PVT modules, on the other hand, are uncovered and uninsulated collectors that deliver what is known as low-temperature heat. As the name suggests, the temperature differences between the module, heat transfer medium, and ambient air are minimal, which means heat losses are negligible and insulation is unnecessary. This low-temperature heat serves as an energy source for a brine-to-water heat pump. During the compression process, the heat pump raises this temperature to the level required for space heating and domestic hot water production. In many cases, PVT acts as the sole heat source for the heat pump, forming a complete heating system for buildings.

In contrast, conventional solar thermal systems are typically used to support gas or oil heating. Because they operate with high supply temperatures of 50 to 60 °C, solar thermal systems are generally unsuitable for use with heat pumps.

PVT is not classified as a solar thermal system, even though it also generates heat from solar radiation. Instead, the technology provides low-temperature heat, which serves as a direct – and often sole – heat source for brine-to-water heat pumps.
From a funding and subsidy perspective, PVT is therefore considered a complementary measure to the heat pump rather than a standalone solar thermal system.

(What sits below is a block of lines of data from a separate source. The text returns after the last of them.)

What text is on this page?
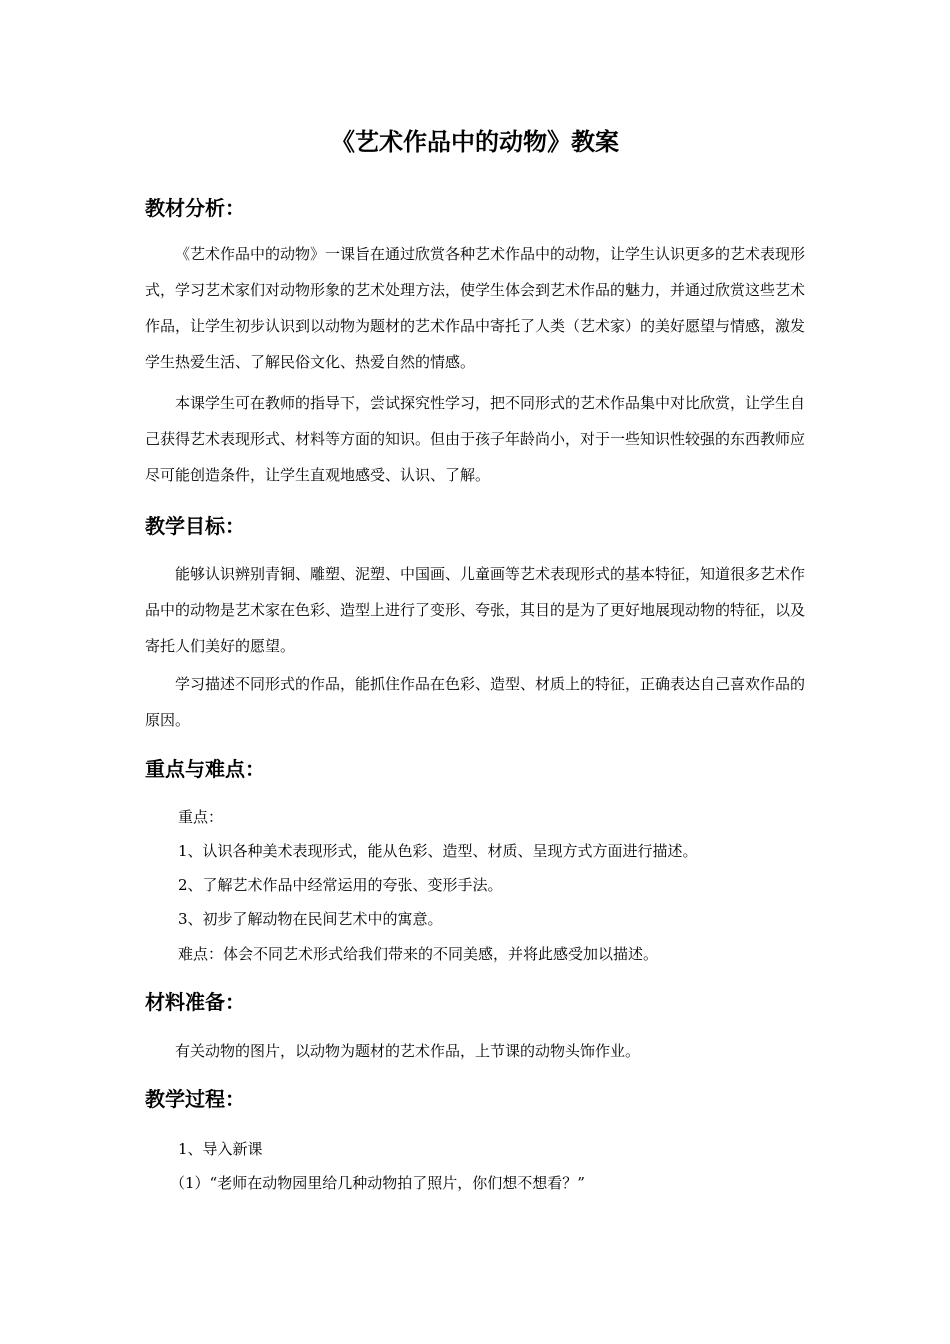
《艺术作品中的动物》教案
教材分析：

《艺术作品中的动物》一课旨在通过欣赏各种艺术作品中的动物，让学生认识更多的艺术表现形式，学习艺术家们对动物形象的艺术处理方法，使学生体会到艺术作品的魅力，并通过欣赏这些艺术作品，让学生初步认识到以动物为题材的艺术作品中寄托了人类（艺术家）的美好愿望与情感，激发学生热爱生活、了解民俗文化、热爱自然的情感。

本课学生可在教师的指导下，尝试探究性学习，把不同形式的艺术作品集中对比欣赏，让学生自己获得艺术表现形式、材料等方面的知识。但由于孩子年龄尚小，对于一些知识性较强的东西教师应尽可能创造条件，让学生直观地感受、认识、了解。

教学目标：

能够认识辨别青铜、雕塑、泥塑、中国画、儿童画等艺术表现形式的基本特征，知道很多艺术作品中的动物是艺术家在色彩、造型上进行了变形、夸张，其目的是为了更好地展现动物的特征，以及寄托人们美好的愿望。

学习描述不同形式的作品，能抓住作品在色彩、造型、材质上的特征，正确表达自己喜欢作品的原因。

重点与难点：

重点：

1、认识各种美术表现形式，能从色彩、造型、材质、呈现方式方面进行描述。

2、了解艺术作品中经常运用的夸张、变形手法。

3、初步了解动物在民间艺术中的寓意。

难点：体会不同艺术形式给我们带来的不同美感，并将此感受加以描述。

材料准备：

有关动物的图片，以动物为题材的艺术作品，上节课的动物头饰作业。

教学过程：

1、导入新课

（1）“老师在动物园里给几种动物拍了照片，你们想不想看？”
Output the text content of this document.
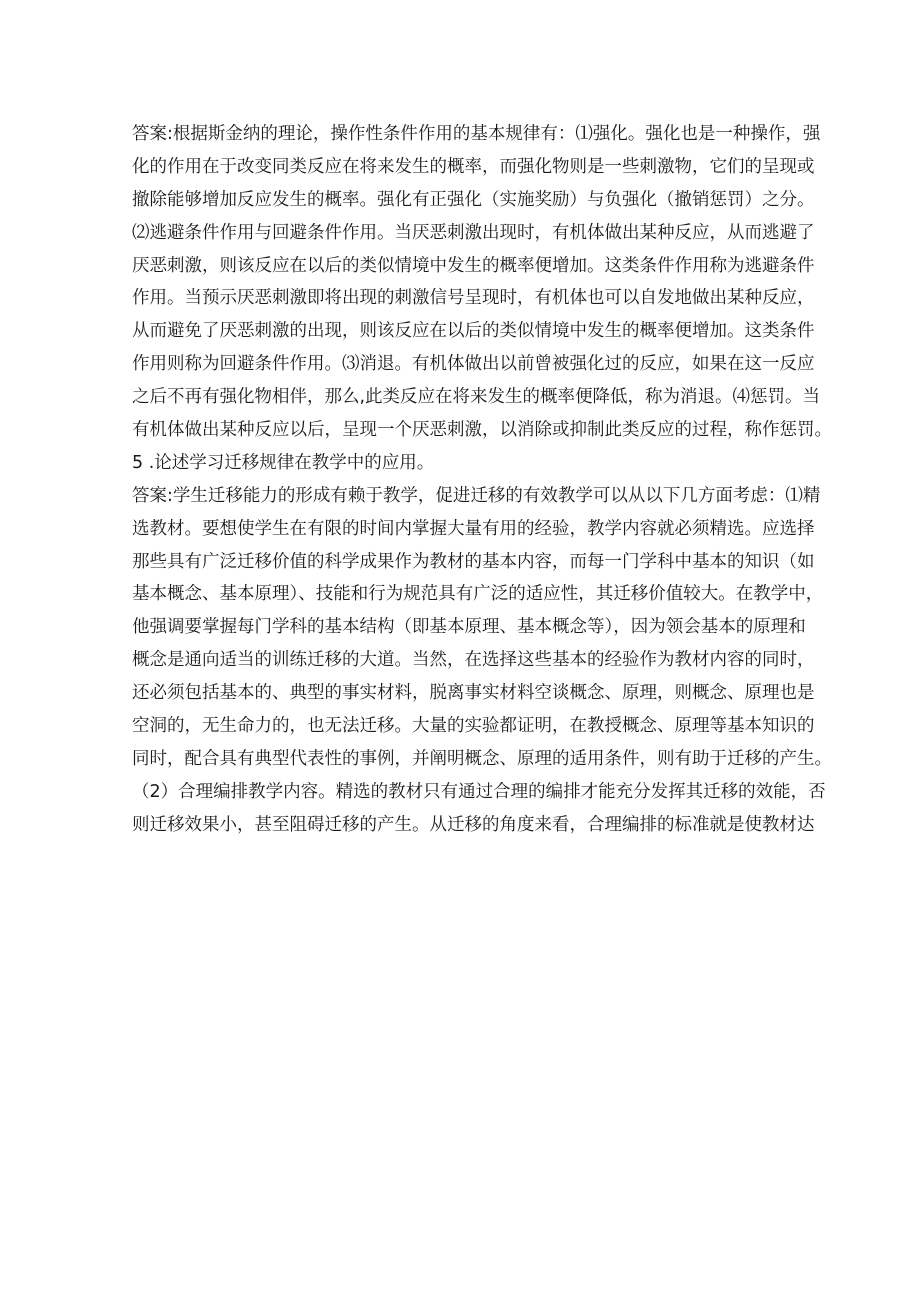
答案:根据斯金纳的理论，操作性条件作用的基本规律有：⑴强化。强化也是一种操作，强
化的作用在于改变同类反应在将来发生的概率，而强化物则是一些刺激物，它们的呈现或
撤除能够增加反应发生的概率。强化有正强化（实施奖励）与负强化（撤销惩罚）之分。
⑵逃避条件作用与回避条件作用。当厌恶刺激出现时，有机体做出某种反应，从而逃避了
厌恶刺激，则该反应在以后的类似情境中发生的概率便增加。这类条件作用称为逃避条件
作用。当预示厌恶刺激即将出现的刺激信号呈现时，有机体也可以自发地做出某种反应，
从而避免了厌恶刺激的出现，则该反应在以后的类似情境中发生的概率便增加。这类条件
作用则称为回避条件作用。⑶消退。有机体做出以前曾被强化过的反应，如果在这一反应
之后不再有强化物相伴，那么,此类反应在将来发生的概率便降低，称为消退。⑷惩罚。当
有机体做出某种反应以后，呈现一个厌恶刺激，以消除或抑制此类反应的过程，称作惩罚。
5 .论述学习迁移规律在教学中的应用。
答案:学生迁移能力的形成有赖于教学，促进迁移的有效教学可以从以下几方面考虑：⑴精
选教材。要想使学生在有限的时间内掌握大量有用的经验，教学内容就必须精选。应选择
那些具有广泛迁移价值的科学成果作为教材的基本内容，而每一门学科中基本的知识（如
基本概念、基本原理）、技能和行为规范具有广泛的适应性，其迁移价值较大。在教学中，
他强调要掌握每门学科的基本结构（即基本原理、基本概念等），因为领会基本的原理和
概念是通向适当的训练迁移的大道。当然，在选择这些基本的经验作为教材内容的同时，
还必须包括基本的、典型的事实材料，脱离事实材料空谈概念、原理，则概念、原理也是
空洞的，无生命力的，也无法迁移。大量的实验都证明，在教授概念、原理等基本知识的
同时，配合具有典型代表性的事例，并阐明概念、原理的适用条件，则有助于迁移的产生。
（2）合理编排教学内容。精选的教材只有通过合理的编排才能充分发挥其迁移的效能，否
则迁移效果小，甚至阻碍迁移的产生。从迁移的角度来看，合理编排的标准就是使教材达
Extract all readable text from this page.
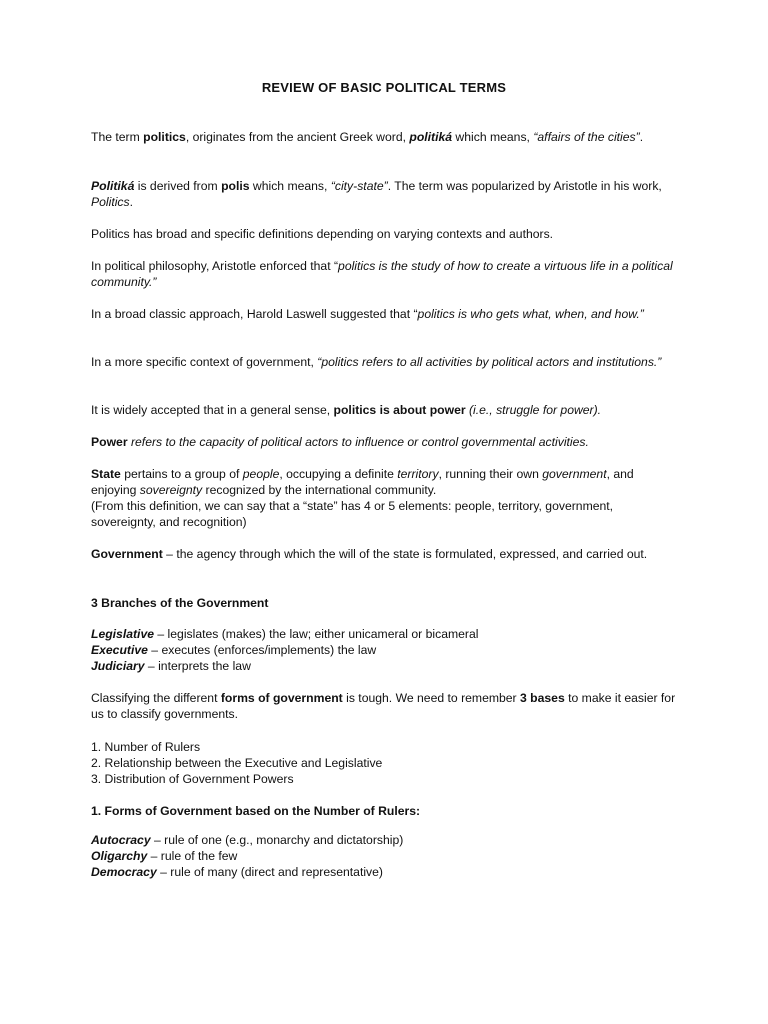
REVIEW OF BASIC POLITICAL TERMS

The term politics, originates from the ancient Greek word, politiká which means, “affairs of the cities”.

Politiká is derived from polis which means, “city-state”. The term was popularized by Aristotle in his work, Politics.

Politics has broad and specific definitions depending on varying contexts and authors.

In political philosophy, Aristotle enforced that “politics is the study of how to create a virtuous life in a political community.”

In a broad classic approach, Harold Laswell suggested that “politics is who gets what, when, and how.”

In a more specific context of government, “politics refers to all activities by political actors and institutions.”

It is widely accepted that in a general sense, politics is about power (i.e., struggle for power).

Power refers to the capacity of political actors to influence or control governmental activities.

State pertains to a group of people, occupying a definite territory, running their own government, and enjoying sovereignty recognized by the international community.
(From this definition, we can say that a “state” has 4 or 5 elements: people, territory, government, sovereignty, and recognition)

Government – the agency through which the will of the state is formulated, expressed, and carried out.

3 Branches of the Government

Legislative – legislates (makes) the law; either unicameral or bicameral
Executive – executes (enforces/implements) the law
Judiciary – interprets the law

Classifying the different forms of government is tough. We need to remember 3 bases to make it easier for us to classify governments.

1. Number of Rulers
2. Relationship between the Executive and Legislative
3. Distribution of Government Powers

1. Forms of Government based on the Number of Rulers:

Autocracy – rule of one (e.g., monarchy and dictatorship)
Oligarchy – rule of the few
Democracy – rule of many (direct and representative)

Currently, solar thermal is only worthwhile in niche applications. These include, for example, large-scale systems with a constant (high) heat demand or hybrid networks. The reason: solar thermal uses the sun’s energy exclusively to generate heat in the high-temperature range. This only works effectively when a stable heat demand exists. PVT is the better solution both technically and economically because:

1. PVT combines photovoltaics (electricity) and solar thermal (heat) in a single module. The modules therefore generate both electrical energy and low-temperature heat simultaneously – ideal for brine-to-water heat pumps. A PVT system together with a brine-to-water heat pump forms a self-sufficient, fully functional heating system, whereas solar thermal is usually only used as a supplementary system, for example in combination with oil or gas boilers or pellet stoves.
2. Solar thermal involves relatively high investment costs per kilowatt-hour of usable heat. Moreover, it mainly produces heat when it is least needed – in the summer. PVT, on the other hand, combines two energy revenue streams (PV and thermal) in one system. The heat serves as the source for the brine-to-water heat pump, while the electricity can be used directly in the building or fed into the grid. This increases the efficiency of the heat pump and reduces electricity costs. As a result, the investment cost per kilowatt-hour of usable energy is significantly lower with PVT.
3. PVT makes double use of roof space. This is highly beneficial from both an ecological and economic perspective. A great side effect: the heat extraction cools the PV side of the module, resulting in an annual electricity yield that is 5 to 10% higher than with conventional PV systems. PVT therefore not only operates more efficiently than a PV system of the same size but also provides heat and achieves a total efficiency of over 80 percent.
4. PVT integrates more effectively into electrical and digital energy systems than solar thermal systems.

Conclusion: While technically sound, solar thermal is economically and systemically outdated in many applications. The direction of the energy transition is clear: electricity is becoming the central energy carrier, and heat pumps are becoming the standard solution for heating and hot water. This requires systems that intelligently combine electricity and heat – exactly what PVT does. PVT is the next logical step because it makes the most efficient use of available roof space.

Hybrid modules deliver both source heat and electricity for brine-to-water heat pumps, reduce CO₂ emissions, and are more cost-effective in the long run. Where solar thermal was once considered a “green heat supplier,” PVT is now the heart of modern energy systems. And the best part: PVT is not a compromise but an evolution – a technology that proves efficiency and economic viability are not mutually exclusive.